Ilyas Mettioui présente sa nouvelle création à l’Atelier 210
Est-ce qu’un destin, ça se choisit ? Et qu’est-ce qu’on fait quand on n’aime pas le nôtre ? Si l’on considère l’état présent de l’Univers comme l’effet de son état antérieur, et comme la cause de celui qui va suivre, quelles sont nos marges d’action ?
Sur le bord d’une plage artificielle à la bordure d’une grosse capitale, ou peut-être est-ce sur le sable de Knokke-le-Zoute, une jeune femme au caractère bien trempé fait face à sa mère. D’apparence elles se ressemblent comme deux gouttes d’eau. Ça ne fait pas plaisir à la jeune femme. Alors que dans son ventre, un embryon grandit dans le secret, la mère lui annonce la mort et l’héritage d’un père inconnu. 122.000 euros pour 122.000 câlins jamais reçus.

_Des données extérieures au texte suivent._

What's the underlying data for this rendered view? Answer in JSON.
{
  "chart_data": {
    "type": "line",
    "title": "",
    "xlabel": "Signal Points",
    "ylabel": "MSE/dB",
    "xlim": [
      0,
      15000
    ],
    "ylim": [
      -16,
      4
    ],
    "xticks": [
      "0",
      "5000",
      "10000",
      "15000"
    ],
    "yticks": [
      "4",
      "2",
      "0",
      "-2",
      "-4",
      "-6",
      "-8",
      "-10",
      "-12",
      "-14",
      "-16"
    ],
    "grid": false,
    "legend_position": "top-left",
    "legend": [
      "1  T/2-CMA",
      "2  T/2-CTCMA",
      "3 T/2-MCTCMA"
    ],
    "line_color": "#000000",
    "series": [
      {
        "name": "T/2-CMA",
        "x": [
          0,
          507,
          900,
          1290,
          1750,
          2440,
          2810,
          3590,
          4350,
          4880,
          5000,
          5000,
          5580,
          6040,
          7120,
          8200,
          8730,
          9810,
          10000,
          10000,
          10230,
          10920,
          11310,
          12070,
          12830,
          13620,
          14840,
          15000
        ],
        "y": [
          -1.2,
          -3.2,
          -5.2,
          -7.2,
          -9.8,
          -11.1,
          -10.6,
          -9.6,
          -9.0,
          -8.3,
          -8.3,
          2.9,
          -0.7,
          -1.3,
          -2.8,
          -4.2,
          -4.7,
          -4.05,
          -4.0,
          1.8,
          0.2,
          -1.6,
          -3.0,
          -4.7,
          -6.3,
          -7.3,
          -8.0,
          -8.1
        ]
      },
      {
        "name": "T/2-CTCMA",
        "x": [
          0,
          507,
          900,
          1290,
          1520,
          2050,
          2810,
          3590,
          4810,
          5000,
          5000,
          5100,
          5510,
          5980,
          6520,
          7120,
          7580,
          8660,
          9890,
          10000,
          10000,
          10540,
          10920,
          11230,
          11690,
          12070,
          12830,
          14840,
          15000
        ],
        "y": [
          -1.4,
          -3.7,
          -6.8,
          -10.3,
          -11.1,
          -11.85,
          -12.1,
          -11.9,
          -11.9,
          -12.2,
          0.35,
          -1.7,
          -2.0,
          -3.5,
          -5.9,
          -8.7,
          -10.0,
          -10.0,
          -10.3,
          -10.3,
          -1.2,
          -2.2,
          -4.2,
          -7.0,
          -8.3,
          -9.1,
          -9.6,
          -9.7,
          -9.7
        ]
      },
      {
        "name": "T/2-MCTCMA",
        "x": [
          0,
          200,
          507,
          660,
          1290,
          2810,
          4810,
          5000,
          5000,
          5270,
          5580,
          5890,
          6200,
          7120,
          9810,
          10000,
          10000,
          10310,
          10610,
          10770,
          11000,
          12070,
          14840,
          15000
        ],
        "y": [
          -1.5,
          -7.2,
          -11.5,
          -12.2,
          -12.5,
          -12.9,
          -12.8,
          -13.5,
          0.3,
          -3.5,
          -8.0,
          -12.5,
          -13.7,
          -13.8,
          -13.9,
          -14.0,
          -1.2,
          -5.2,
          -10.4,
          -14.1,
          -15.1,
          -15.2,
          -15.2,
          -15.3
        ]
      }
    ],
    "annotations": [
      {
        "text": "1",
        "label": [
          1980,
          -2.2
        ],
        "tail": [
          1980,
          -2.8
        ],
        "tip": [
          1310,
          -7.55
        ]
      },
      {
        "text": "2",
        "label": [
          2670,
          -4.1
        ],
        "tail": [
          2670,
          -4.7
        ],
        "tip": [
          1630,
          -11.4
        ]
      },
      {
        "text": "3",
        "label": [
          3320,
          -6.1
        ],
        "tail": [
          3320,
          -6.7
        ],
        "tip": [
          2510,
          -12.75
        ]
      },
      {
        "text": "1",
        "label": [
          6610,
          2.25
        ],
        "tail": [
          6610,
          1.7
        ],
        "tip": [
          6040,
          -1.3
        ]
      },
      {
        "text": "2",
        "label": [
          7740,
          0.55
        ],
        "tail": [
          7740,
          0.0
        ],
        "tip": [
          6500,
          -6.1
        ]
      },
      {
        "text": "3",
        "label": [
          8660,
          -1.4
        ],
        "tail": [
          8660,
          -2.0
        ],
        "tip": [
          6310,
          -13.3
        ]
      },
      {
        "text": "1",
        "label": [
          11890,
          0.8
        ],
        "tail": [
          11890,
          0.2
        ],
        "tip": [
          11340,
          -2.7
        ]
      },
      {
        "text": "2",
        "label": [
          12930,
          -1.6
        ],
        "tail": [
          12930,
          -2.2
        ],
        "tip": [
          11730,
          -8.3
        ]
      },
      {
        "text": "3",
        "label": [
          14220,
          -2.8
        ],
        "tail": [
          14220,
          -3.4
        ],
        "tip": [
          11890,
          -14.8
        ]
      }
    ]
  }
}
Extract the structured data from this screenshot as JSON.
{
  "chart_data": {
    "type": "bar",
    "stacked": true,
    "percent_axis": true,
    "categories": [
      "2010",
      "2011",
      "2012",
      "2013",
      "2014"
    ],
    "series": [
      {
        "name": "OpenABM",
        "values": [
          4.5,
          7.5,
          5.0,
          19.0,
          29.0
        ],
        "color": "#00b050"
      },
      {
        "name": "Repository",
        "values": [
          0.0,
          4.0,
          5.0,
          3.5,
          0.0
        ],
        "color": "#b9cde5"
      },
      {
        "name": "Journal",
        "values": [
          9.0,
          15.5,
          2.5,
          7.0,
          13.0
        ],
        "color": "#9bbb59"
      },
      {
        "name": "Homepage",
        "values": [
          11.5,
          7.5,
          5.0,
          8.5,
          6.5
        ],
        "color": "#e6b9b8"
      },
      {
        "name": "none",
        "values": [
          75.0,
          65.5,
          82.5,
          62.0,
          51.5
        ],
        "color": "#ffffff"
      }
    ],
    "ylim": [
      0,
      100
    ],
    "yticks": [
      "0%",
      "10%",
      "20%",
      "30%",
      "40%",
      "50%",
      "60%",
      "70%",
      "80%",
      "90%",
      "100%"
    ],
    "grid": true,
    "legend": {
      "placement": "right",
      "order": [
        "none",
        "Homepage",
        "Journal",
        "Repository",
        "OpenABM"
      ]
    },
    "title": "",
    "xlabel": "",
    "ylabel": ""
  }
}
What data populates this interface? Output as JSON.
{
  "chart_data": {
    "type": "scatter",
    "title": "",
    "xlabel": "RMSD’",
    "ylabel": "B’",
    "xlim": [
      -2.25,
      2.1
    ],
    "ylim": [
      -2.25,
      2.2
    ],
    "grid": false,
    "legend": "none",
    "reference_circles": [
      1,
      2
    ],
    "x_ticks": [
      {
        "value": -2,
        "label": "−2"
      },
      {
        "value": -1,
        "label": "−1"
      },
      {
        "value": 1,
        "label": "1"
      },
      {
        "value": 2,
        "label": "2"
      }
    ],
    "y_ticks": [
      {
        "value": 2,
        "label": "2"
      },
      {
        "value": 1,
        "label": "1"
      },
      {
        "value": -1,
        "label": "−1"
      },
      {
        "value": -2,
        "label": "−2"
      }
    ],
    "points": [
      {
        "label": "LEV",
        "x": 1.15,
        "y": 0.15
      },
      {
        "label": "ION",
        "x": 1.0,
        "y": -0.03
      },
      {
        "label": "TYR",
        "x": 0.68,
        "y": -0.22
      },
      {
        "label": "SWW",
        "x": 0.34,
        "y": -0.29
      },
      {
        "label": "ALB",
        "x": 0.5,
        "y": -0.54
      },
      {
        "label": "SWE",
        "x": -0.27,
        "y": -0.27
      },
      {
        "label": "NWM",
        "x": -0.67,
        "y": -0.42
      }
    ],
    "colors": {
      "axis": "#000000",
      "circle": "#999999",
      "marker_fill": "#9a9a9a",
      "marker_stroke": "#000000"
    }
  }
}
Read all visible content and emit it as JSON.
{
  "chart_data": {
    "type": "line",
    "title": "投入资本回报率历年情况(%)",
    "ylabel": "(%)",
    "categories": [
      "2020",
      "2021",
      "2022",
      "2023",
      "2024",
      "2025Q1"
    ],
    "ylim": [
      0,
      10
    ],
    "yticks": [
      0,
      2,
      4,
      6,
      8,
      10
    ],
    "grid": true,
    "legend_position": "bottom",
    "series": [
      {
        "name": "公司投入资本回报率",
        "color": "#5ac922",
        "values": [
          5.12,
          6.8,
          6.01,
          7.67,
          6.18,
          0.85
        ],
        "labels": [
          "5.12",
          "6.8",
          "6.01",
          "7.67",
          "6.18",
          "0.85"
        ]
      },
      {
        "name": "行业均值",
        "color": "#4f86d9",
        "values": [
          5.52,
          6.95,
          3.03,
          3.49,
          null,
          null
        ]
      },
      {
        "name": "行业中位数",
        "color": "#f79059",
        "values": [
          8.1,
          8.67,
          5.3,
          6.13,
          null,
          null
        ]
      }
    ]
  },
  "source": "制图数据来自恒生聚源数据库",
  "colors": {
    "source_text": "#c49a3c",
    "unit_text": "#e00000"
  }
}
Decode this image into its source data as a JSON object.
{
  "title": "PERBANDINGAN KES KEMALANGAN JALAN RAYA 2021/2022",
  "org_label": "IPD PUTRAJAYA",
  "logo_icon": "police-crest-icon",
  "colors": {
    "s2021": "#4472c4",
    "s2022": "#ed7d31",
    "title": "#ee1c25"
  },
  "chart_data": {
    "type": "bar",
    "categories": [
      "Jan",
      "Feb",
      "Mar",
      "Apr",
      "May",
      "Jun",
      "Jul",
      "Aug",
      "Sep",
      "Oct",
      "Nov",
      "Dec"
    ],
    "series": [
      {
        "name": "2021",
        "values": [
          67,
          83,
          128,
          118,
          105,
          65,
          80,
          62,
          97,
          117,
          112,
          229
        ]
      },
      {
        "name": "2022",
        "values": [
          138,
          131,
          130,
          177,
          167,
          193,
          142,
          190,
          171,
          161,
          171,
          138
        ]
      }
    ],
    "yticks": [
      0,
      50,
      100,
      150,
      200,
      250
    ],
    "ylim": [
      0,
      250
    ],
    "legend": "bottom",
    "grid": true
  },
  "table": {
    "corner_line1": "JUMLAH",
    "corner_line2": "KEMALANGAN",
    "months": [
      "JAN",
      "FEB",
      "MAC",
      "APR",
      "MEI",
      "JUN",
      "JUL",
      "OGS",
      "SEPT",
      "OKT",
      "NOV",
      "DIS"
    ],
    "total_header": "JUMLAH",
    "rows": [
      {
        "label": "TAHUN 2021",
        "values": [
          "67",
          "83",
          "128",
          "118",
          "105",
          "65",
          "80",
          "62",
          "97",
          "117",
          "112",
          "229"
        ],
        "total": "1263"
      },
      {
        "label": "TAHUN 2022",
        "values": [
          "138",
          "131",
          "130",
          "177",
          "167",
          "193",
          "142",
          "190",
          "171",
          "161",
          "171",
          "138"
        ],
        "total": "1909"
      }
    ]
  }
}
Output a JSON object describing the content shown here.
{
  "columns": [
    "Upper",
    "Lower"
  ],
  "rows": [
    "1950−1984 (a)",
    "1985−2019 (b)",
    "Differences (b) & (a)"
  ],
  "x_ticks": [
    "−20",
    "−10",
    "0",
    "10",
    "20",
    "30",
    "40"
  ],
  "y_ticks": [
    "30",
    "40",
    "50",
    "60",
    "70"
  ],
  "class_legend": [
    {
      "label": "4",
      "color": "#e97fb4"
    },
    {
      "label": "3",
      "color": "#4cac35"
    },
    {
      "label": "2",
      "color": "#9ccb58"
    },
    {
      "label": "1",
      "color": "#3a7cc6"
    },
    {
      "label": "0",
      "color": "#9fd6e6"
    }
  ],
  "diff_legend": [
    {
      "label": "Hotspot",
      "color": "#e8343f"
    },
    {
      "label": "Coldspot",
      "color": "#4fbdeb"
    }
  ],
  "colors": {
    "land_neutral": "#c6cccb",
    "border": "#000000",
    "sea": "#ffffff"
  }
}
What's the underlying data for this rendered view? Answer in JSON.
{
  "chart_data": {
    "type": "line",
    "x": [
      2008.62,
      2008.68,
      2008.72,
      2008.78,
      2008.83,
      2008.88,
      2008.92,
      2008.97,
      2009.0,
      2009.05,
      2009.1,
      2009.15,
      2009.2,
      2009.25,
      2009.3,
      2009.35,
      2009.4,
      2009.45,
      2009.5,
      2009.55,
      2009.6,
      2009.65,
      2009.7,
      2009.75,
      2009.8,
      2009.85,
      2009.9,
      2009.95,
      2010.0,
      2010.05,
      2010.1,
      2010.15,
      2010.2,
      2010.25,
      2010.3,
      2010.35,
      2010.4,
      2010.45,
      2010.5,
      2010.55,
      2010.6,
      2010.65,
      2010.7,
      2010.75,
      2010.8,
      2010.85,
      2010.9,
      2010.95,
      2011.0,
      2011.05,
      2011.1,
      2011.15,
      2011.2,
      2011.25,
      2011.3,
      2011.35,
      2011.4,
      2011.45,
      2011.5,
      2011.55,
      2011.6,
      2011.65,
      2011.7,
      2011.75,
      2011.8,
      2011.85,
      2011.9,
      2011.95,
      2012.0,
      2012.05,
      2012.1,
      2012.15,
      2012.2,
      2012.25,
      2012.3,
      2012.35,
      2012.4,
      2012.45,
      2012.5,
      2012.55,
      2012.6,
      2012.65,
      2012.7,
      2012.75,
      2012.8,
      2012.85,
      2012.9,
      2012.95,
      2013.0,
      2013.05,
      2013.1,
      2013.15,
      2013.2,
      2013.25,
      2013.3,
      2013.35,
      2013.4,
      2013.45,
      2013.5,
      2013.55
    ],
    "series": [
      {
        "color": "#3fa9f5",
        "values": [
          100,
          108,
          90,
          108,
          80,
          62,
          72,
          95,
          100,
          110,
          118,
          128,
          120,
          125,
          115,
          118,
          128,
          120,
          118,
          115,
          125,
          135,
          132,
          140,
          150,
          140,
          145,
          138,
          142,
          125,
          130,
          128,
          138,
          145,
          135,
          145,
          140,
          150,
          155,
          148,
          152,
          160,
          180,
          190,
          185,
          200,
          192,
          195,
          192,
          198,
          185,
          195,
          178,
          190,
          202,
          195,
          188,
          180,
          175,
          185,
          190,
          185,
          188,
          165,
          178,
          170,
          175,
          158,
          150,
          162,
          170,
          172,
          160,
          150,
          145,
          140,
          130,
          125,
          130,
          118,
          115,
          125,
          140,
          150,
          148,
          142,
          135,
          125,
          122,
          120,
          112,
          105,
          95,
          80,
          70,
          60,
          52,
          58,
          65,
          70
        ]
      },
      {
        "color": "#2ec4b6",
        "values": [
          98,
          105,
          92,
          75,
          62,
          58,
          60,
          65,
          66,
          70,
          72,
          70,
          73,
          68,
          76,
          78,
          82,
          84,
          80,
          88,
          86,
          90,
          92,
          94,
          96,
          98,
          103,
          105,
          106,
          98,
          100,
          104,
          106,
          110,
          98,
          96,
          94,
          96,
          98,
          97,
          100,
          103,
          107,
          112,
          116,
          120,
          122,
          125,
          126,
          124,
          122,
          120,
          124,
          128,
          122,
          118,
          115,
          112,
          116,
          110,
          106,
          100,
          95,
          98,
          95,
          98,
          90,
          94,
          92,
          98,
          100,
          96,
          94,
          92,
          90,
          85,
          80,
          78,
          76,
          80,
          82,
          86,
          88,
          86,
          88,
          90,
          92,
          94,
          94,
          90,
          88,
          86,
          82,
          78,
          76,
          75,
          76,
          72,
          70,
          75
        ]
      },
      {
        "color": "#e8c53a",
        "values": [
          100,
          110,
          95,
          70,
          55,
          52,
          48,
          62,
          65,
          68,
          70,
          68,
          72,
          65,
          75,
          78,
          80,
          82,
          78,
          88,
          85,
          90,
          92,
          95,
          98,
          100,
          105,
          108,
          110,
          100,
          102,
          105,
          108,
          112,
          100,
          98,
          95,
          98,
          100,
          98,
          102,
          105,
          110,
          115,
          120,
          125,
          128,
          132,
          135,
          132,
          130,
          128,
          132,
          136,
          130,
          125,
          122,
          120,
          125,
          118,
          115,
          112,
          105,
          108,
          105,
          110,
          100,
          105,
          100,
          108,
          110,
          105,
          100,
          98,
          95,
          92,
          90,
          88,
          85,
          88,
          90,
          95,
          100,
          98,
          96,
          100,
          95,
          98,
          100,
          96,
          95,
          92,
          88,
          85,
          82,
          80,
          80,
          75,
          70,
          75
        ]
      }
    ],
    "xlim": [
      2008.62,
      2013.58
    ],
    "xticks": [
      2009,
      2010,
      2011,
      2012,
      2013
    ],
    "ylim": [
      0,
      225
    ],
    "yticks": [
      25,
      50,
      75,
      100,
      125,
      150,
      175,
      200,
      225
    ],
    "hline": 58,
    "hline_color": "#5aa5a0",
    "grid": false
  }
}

Mais elle ne pleure pas. Elle dit que les larmes risqueraient de troubler sa vision.
« Dans mon jardin, les fleurs sont multiples mais l’eau est unique » écrivait le maître soufi Sidi Hamza al-Qâdiri Boudchich, comme une invitation à célébrer les différents sans pour autant mettre de côté l’essence même de ce qui nous unit.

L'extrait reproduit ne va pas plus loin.